Barking Out Orders

orderingOne big roadblock to good communication is delivering solutions, with ‘ordering’ a prime solution delivery vehicle for many parents.

“Get over here right now! (or you’ll be sorry)”

“Stop making that noise and go make yourself useful. (Don’t make me come over there”)

An order is a solution that is sent coercively and backed by authoritative force.  When coercion is used, resentment and resistance is often the result.  Sabotage is another option.

Children who are constantly given orders may become very submissive and compliant.  Orders imply that the child lacks good judgment and therefore undermines their developing self-esteem.

Orders command action and reinforce to the child the subservient role that they know they occupy.  The parent has all the power (at least with young children), which may allow the parent to feel good, especially if don’t enjoy the same level of influence in their adult relationships.  But to abuse this power by constantly ordering their children around serves to model bad behavior for the child to copy.
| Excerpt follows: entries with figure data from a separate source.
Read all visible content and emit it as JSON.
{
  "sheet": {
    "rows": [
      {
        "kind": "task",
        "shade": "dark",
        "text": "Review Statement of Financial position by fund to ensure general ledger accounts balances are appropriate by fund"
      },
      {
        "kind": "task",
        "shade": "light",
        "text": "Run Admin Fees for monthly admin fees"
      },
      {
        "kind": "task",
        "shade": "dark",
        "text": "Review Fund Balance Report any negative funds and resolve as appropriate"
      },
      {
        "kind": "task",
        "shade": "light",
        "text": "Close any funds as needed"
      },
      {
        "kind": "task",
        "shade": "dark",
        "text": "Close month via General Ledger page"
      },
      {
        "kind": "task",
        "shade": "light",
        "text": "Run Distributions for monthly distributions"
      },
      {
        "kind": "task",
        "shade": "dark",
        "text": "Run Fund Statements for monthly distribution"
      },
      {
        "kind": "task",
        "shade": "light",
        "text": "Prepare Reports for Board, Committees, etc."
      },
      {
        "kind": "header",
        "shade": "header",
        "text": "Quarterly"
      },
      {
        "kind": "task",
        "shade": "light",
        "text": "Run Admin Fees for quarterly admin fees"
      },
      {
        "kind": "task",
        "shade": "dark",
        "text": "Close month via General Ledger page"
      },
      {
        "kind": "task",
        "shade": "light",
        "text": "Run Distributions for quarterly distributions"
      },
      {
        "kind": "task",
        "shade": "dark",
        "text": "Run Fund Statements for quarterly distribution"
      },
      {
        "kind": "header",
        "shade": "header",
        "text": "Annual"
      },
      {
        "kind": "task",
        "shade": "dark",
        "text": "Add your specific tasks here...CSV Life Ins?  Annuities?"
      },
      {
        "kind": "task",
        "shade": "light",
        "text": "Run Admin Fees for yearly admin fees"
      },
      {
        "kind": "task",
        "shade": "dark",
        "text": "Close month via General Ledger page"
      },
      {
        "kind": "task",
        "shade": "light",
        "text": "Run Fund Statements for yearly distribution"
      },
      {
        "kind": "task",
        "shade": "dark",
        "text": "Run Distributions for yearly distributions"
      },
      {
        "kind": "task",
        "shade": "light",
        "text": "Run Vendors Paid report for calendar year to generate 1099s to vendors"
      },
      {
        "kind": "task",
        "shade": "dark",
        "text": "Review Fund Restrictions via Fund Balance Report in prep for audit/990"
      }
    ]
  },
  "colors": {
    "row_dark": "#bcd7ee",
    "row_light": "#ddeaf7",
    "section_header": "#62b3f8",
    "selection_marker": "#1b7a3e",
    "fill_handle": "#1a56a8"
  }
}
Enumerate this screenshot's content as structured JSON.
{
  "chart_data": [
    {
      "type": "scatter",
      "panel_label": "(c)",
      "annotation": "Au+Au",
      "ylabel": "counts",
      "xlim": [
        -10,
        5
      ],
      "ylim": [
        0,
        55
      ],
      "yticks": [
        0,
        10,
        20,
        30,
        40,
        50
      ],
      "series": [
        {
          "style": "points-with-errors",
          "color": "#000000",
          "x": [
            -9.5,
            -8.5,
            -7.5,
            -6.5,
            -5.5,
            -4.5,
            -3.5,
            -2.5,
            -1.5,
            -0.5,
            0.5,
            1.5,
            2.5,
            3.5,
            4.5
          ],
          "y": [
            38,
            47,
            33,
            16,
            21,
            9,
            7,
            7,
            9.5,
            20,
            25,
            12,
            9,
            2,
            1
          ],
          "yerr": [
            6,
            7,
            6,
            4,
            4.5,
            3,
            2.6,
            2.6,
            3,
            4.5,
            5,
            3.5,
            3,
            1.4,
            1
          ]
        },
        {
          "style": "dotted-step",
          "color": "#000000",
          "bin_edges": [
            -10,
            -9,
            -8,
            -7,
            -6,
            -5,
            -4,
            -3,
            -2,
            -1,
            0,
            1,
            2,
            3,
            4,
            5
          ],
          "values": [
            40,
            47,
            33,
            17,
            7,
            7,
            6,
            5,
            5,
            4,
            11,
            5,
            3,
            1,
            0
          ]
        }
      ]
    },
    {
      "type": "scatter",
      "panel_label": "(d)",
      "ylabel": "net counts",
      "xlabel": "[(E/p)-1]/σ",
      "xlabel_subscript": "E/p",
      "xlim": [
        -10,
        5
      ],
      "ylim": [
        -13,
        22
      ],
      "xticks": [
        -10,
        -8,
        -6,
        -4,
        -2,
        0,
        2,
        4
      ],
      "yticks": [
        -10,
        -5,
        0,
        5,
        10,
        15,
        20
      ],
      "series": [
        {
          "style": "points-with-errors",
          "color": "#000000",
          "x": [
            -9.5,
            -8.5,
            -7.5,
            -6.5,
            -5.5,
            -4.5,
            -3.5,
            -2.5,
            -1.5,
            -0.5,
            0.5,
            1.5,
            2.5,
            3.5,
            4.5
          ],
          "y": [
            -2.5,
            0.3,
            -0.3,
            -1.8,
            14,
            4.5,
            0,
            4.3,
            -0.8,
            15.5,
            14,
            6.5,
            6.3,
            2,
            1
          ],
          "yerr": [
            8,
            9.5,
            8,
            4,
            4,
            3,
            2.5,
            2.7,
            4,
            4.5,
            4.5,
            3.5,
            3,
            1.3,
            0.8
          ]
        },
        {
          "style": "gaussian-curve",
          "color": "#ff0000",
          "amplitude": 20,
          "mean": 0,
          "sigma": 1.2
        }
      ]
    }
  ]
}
Children order their siblings around, which leads to resentment.  A common sibling reply to an order is “You’re not the boss of me!” (Or the older child version: “Who died and made you boss?“)  They are imitating what they see and what they want – to be the power in the relationship.  Often these children grow up to be intimidating bosses to fearful employees.

Orders are absolutely appropriate when the child is in imminent danger. “Don’t touch the hot stove!”, “Stop- don’t cross the street!  A car is coming!”  And when those orders are few and far between, it guarantees that when you raise your voice in an important order, you will be listened to.

When there is no imminent danger present, there are many more respectful ways to communicate with children of any age instead of ordering them around.

With a military trained father, orders were the norm in our house: “Please pass the salt” resulted in a response of “Please pass the salt WHAT?” to which the expected reply was, “Please pass the salt, SIR!”.  Boot camp training in respect for little children who didn’t know they signed up for the 18-year tour of duty! Yikes!  Don’t do this to your kids.